Continuano a soffiare venti di crisi per le imprese della nostra regione. Il loro numero è calato di 2.760 unità nei primi tre mesi del 2017, con una flessione dello 0,7% rispetto allo stesso periodo dell’anno scorso. Numeri che per una volta vedono l’Emilia-Romagna come la peggiore d’Italia. I dati li ha messi in fila Unioncamere. Ad andare male sono i settori dell’agricoltura, delle costruzioni e del commercio, mentre sono arrivati segnali positivi da alcuni comparti dei servizi, come alloggio e ristorazione.
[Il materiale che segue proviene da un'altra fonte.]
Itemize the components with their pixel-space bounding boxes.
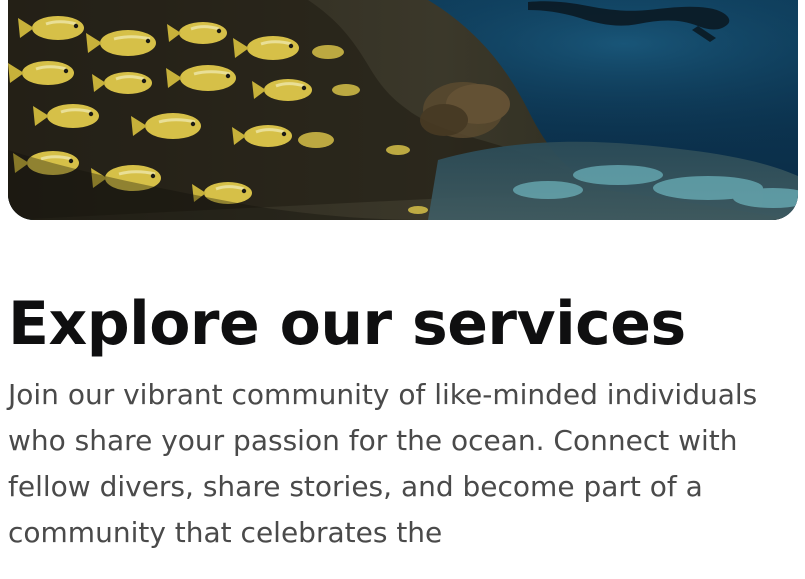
section-description: Join our vibrant community of like-minde… <box>8 378 758 549</box>
services-intro: Explore our services Join our vibrant co… <box>8 286 798 556</box>
hero-image <box>8 0 798 220</box>
underwater-reef-photo <box>8 0 798 220</box>
section-title: Explore our services <box>8 289 686 359</box>
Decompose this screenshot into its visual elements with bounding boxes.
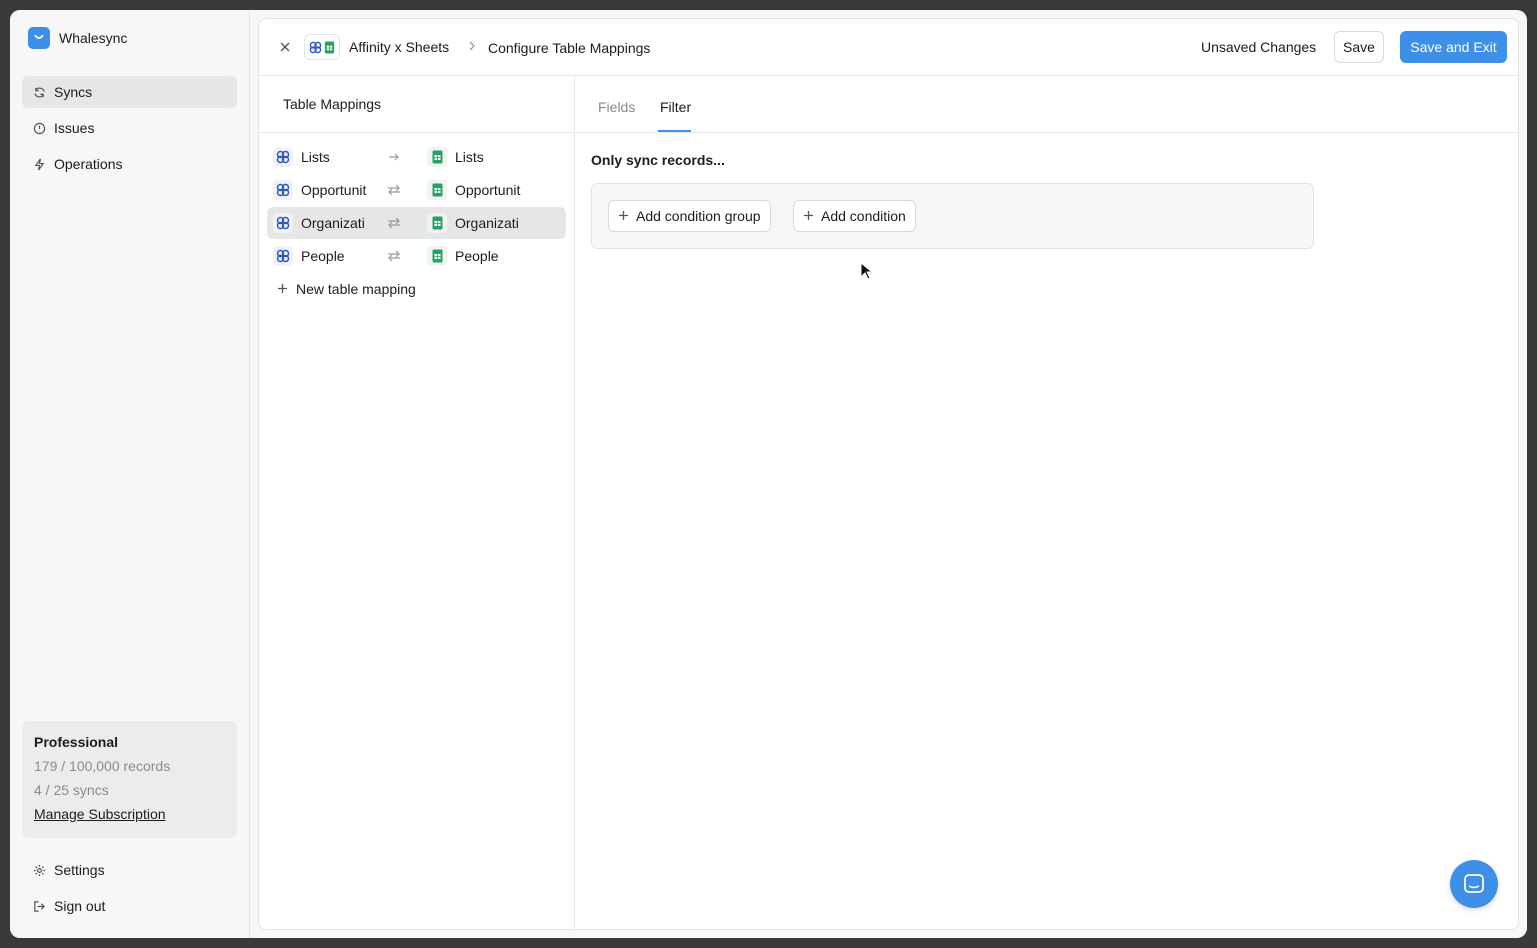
chat-icon — [1464, 874, 1484, 893]
google-sheets-icon — [427, 180, 447, 200]
google-sheets-icon — [427, 246, 447, 266]
support-chat-button[interactable] — [1450, 860, 1498, 908]
sign-out-icon — [32, 899, 46, 913]
sidebar-item-issues[interactable]: Issues — [22, 112, 237, 144]
add-condition-label: Add condition — [821, 208, 906, 224]
manage-subscription-link[interactable]: Manage Subscription — [34, 806, 225, 822]
save-button[interactable]: Save — [1334, 31, 1384, 63]
sidebar-item-label: Sign out — [54, 898, 106, 914]
mapping-row-lists[interactable]: Lists Lists — [267, 141, 566, 173]
affinity-icon — [273, 147, 293, 167]
table-mappings-pane: Table Mappings Lists Lists Opportunit Op… — [259, 76, 575, 929]
close-icon — [280, 42, 290, 52]
sidebar-nav: Syncs Issues Operations — [22, 76, 237, 184]
two-way-arrow-icon — [386, 215, 402, 231]
two-way-arrow-icon — [386, 248, 402, 264]
sidebar-item-label: Syncs — [54, 84, 93, 100]
main-panel: Affinity x Sheets Configure Table Mappin… — [258, 18, 1519, 930]
table-mappings-title: Table Mappings — [259, 76, 574, 133]
active-tab-indicator — [658, 130, 691, 132]
sync-apps-badge — [304, 34, 340, 60]
add-condition-button[interactable]: Add condition — [793, 200, 916, 232]
gear-icon — [32, 863, 46, 877]
plus-icon — [803, 208, 814, 224]
tab-filter[interactable]: Filter — [660, 99, 691, 115]
mapping-row-organizations[interactable]: Organizati Organizati — [267, 207, 566, 239]
add-condition-group-label: Add condition group — [636, 208, 761, 224]
arrow-right-icon — [386, 149, 402, 165]
mapping-target-label: Organizati — [455, 215, 519, 231]
filter-heading: Only sync records... — [591, 152, 725, 168]
plus-icon — [618, 208, 629, 224]
mapping-source-label: Opportunit — [301, 182, 367, 198]
refresh-icon — [32, 85, 46, 99]
lightning-icon — [32, 157, 46, 171]
mapping-target-label: Opportunit — [455, 182, 521, 198]
mapping-source-label: Lists — [301, 149, 330, 165]
google-sheets-icon — [324, 40, 335, 54]
mapping-source-label: Organizati — [301, 215, 365, 231]
mapping-target-label: People — [455, 248, 499, 264]
plan-name: Professional — [34, 734, 119, 750]
page-title: Configure Table Mappings — [488, 40, 651, 56]
close-button[interactable] — [276, 38, 294, 56]
tab-fields[interactable]: Fields — [598, 99, 635, 115]
sidebar-item-operations[interactable]: Operations — [22, 148, 237, 180]
sidebar-item-label: Operations — [54, 156, 123, 172]
plan-syncs: 4 / 25 syncs — [34, 782, 109, 798]
plan-card: Professional 179 / 100,000 records 4 / 2… — [22, 721, 237, 838]
two-way-arrow-icon — [386, 182, 402, 198]
mapping-list: Lists Lists Opportunit Opportunit Organi… — [259, 133, 574, 313]
sidebar-item-syncs[interactable]: Syncs — [22, 76, 237, 108]
whalesync-logo-icon — [28, 27, 50, 49]
sidebar-item-sign-out[interactable]: Sign out — [22, 890, 237, 922]
unsaved-status: Unsaved Changes — [1201, 39, 1317, 55]
add-condition-group-button[interactable]: Add condition group — [608, 200, 771, 232]
plan-records: 179 / 100,000 records — [34, 758, 171, 774]
brand-name: Whalesync — [59, 30, 128, 46]
new-table-mapping-button[interactable]: New table mapping — [267, 273, 566, 305]
tab-bar: Fields Filter — [576, 76, 1518, 133]
mouse-cursor-icon — [860, 261, 874, 283]
sidebar: Whalesync Syncs Issues Operations Profes… — [10, 10, 250, 938]
new-table-mapping-label: New table mapping — [296, 281, 416, 297]
brand[interactable]: Whalesync — [28, 27, 127, 49]
app-window: Whalesync Syncs Issues Operations Profes… — [10, 10, 1527, 938]
sidebar-item-settings[interactable]: Settings — [22, 854, 237, 886]
mapping-source-label: People — [301, 248, 345, 264]
mapping-target-label: Lists — [455, 149, 484, 165]
affinity-icon — [273, 180, 293, 200]
mapping-row-opportunities[interactable]: Opportunit Opportunit — [267, 174, 566, 206]
filter-conditions-box: Add condition group Add condition — [591, 183, 1314, 249]
google-sheets-icon — [427, 213, 447, 233]
mapping-row-people[interactable]: People People — [267, 240, 566, 272]
sidebar-item-label: Settings — [54, 862, 105, 878]
google-sheets-icon — [427, 147, 447, 167]
affinity-icon — [273, 213, 293, 233]
chevron-right-icon — [468, 39, 476, 54]
sidebar-bottom-nav: Settings Sign out — [22, 854, 237, 926]
mapping-detail-pane: Fields Filter Only sync records... Add c… — [576, 76, 1518, 929]
alert-circle-icon — [32, 121, 46, 135]
save-and-exit-button[interactable]: Save and Exit — [1400, 31, 1507, 63]
affinity-icon — [273, 246, 293, 266]
breadcrumb-sync[interactable]: Affinity x Sheets — [349, 39, 449, 55]
header: Affinity x Sheets Configure Table Mappin… — [259, 19, 1518, 76]
plus-icon — [277, 281, 288, 297]
affinity-icon — [309, 41, 322, 53]
sidebar-item-label: Issues — [54, 120, 95, 136]
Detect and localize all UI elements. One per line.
I dati vedono una crescita contenuta delle società di capitale e un’altrettanto contenuta riduzione delle ditte individuali, mentre è stata più consistente la diminuzione delle società di persone. Le imprese registrate in regione nei primi tre mesi di quest’anno sono risultate 457.255, quindi lo 0,6% in meno rispetto alla fine del 2016. Secondo le camere di commercio regionali, rispetto allo stesso trimestre dello scorso anno, le iscrizioni sono rimaste sostanzialmente invariate al nuovo livello minimo degli ultimi dieci anni. Le cessazioni sono invece leggermente aumentate, anche al di sopra dei valori dello stesso trimestre 2015. E’ il dato delle imprese attive, comunque, a rendere l’effettiva capacità della base imprenditoriale: e il loro calo, se guardiamo ai primi 3 mesi di un anno fa, ha addirittura accelerato.